O amor é eterno…

…se acabar, não era amor. Lembrei de uma frase, mais ou menos assim, que ouvi de Hélio Ribeiro, o maior comunicador que conheci na atual existência, ao ler de uma amiga de redes sociais, algo que assim resumo:

‘Querido Prefeito, meus pais me ensinaram a amar e perdoar sempre. Há momentos que eu deveria saber odiar, mas não sei. Isso às vezes é frustrante frente ao que se apresenta esse mundo’. (sic)
Pensei, pensei, e lembrei que o Mestre dos Mestres, que nos ensinando sobre sobre o amor, resumiu a Lei de Deus numa frase: ‘Amar a Deus, acima de qualquer coisa e ao próximo como a si mesmo.

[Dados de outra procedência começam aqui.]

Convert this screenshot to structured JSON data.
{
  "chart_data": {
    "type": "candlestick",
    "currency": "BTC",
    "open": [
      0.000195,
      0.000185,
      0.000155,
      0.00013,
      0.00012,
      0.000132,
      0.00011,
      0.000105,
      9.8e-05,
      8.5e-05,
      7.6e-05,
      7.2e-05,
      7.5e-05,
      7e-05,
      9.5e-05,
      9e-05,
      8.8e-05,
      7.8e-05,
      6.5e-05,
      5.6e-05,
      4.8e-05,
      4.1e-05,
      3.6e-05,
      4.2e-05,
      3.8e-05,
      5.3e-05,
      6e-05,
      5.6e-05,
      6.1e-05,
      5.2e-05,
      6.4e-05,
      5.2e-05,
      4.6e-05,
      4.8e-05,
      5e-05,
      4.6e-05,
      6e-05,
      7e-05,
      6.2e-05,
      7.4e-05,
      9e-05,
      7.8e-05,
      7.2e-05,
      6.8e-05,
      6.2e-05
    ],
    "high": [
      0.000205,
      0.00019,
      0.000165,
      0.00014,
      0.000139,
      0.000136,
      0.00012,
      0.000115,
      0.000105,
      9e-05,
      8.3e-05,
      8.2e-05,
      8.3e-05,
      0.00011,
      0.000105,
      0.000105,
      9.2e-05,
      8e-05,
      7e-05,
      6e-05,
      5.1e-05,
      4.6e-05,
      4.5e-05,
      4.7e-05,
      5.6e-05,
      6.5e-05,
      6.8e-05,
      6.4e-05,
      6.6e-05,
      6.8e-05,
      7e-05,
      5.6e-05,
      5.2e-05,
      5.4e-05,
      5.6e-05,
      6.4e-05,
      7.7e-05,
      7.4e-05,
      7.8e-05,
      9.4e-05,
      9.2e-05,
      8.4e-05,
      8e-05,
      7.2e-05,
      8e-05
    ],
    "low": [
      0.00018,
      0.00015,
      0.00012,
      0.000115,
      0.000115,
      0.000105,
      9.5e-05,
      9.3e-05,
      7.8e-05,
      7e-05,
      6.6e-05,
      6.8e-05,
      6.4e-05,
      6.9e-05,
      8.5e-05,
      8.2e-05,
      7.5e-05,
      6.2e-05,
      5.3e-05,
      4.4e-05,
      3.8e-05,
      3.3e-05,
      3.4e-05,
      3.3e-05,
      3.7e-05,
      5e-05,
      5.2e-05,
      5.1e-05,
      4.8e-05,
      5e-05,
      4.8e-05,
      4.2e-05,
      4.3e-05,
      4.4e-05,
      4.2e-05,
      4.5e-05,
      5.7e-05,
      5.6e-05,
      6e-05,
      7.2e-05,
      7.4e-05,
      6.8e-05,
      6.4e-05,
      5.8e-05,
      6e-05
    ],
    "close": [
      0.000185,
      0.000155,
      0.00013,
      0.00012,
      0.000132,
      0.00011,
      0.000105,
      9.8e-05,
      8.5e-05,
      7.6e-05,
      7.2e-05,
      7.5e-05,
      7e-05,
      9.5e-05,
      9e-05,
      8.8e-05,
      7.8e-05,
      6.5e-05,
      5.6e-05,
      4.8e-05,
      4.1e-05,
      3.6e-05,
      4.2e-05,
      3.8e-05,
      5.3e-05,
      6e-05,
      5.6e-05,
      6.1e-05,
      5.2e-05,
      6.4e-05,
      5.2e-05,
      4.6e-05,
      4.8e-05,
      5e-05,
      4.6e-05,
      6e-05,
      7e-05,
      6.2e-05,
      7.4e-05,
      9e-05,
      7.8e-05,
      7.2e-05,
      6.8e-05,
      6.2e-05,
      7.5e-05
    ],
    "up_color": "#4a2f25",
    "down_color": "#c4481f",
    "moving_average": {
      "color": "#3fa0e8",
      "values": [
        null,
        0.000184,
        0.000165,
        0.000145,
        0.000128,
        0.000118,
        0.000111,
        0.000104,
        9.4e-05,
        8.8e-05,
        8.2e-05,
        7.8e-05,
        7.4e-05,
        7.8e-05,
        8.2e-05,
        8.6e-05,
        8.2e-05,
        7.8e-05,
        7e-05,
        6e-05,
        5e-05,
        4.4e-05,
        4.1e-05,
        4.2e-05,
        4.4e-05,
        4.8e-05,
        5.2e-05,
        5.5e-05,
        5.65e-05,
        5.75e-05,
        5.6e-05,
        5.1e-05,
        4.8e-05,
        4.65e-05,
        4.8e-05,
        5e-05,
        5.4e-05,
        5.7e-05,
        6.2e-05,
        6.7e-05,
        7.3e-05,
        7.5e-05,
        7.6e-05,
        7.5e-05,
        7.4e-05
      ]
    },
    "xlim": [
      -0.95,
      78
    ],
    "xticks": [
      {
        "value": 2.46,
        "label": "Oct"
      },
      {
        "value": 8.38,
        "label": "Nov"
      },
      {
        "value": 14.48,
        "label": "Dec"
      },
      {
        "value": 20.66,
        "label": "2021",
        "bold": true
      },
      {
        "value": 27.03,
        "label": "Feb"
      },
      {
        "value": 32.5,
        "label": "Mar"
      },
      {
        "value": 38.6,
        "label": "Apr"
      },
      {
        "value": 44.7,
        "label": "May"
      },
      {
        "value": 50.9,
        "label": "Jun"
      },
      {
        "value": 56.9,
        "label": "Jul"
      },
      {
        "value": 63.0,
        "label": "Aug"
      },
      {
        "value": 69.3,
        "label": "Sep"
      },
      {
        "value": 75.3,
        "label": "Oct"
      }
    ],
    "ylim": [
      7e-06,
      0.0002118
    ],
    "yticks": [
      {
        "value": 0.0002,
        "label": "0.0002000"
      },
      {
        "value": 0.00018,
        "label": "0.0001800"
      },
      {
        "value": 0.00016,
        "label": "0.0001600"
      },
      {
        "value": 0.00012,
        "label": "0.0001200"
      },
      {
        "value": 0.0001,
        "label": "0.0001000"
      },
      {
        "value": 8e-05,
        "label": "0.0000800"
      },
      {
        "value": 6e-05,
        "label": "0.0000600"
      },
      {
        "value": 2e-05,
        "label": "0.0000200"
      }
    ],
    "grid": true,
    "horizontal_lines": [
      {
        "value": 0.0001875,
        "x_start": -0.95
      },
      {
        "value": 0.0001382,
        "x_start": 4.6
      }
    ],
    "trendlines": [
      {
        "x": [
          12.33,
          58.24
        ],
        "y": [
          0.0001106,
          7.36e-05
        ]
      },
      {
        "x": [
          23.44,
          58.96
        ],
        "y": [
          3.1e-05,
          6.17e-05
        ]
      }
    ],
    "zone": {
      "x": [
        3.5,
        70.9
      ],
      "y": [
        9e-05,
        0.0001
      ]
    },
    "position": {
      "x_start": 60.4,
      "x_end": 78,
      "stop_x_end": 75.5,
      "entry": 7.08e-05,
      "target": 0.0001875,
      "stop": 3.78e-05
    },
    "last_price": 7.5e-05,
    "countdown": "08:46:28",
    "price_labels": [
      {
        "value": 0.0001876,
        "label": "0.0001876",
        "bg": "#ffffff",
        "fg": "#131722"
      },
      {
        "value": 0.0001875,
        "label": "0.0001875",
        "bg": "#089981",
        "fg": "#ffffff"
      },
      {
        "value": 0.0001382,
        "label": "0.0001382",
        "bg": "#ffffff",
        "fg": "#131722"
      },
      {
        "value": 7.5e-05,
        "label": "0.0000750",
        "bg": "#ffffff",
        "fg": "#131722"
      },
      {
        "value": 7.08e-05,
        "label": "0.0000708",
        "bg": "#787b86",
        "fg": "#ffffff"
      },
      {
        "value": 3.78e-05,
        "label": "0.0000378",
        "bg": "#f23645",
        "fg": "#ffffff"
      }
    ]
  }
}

E o que é o amor? O que é amar? Amar, no meu entendimento, é desejar sempre o bem e fazer tudo o que estiver ao alcance para ajudar que o outro fique bem, dentro da ‘legalidade’ das leis Divinas e dos homens (eu não posso ajudar alguém a cometer crimes, por exemplo, porque o amo).
Quem é cristão verdadeiro amará sempre. Odiar, nem que queira, aprenderá. Não há momento algum que odiar seria bom, a não ser do sentido figurado, como: eu odeio a falsidade, a hipocrisia, o egoísmo, a maldade, o orgulho no mau sentido, a vaidade’, o que seria em última análise demonstração de amor.
Estou procurando abolir da minha vida o verbo odiar, e em casa dizer odeio brócolis, odeio jiló, que as crianças costumam dizer, é repreendido. É fácil substituir o ‘odeio’ por ‘não gosto’. Gostar é diferente de amar. Posso não gostar de alguém, do seu jeito, da sua conduta, e amar. Assim desejo que seja para minha amiga, que até ter deixado de gostar do prefeito Ulisses Maia, da forma como administra, mas que se o amava (como um próximo), que continue amando, ou seja, desejando de coração, mandando vibrações positivas para que sua administração vá cada vez melhor. Eu amo até os corruptos, os criminosos, ou seja desejo para eles sempre o melhor e o melhor é que paguem pelos seus crimes, que sejam presos, devolvam o dinheiro roubado e assim parem de se comprometer com lei de causa e efeito, que lhes trará muitos dissabores nas existências futuras.
PS: Continue amando a Gisele também, ainda que eventualmente possa não gostar. Amo todos vocês, podem crer, caros leitores que dedicaram algum tempo para ler essas reflexões, de alguém que odeia ser odiado e que ama ser amado. Não sei se gosto de todos, mas amar, tenham certeza. E não é porque quero ser bonzinho. É para cumprir a Lei Maior, da qual ninguém escapa.’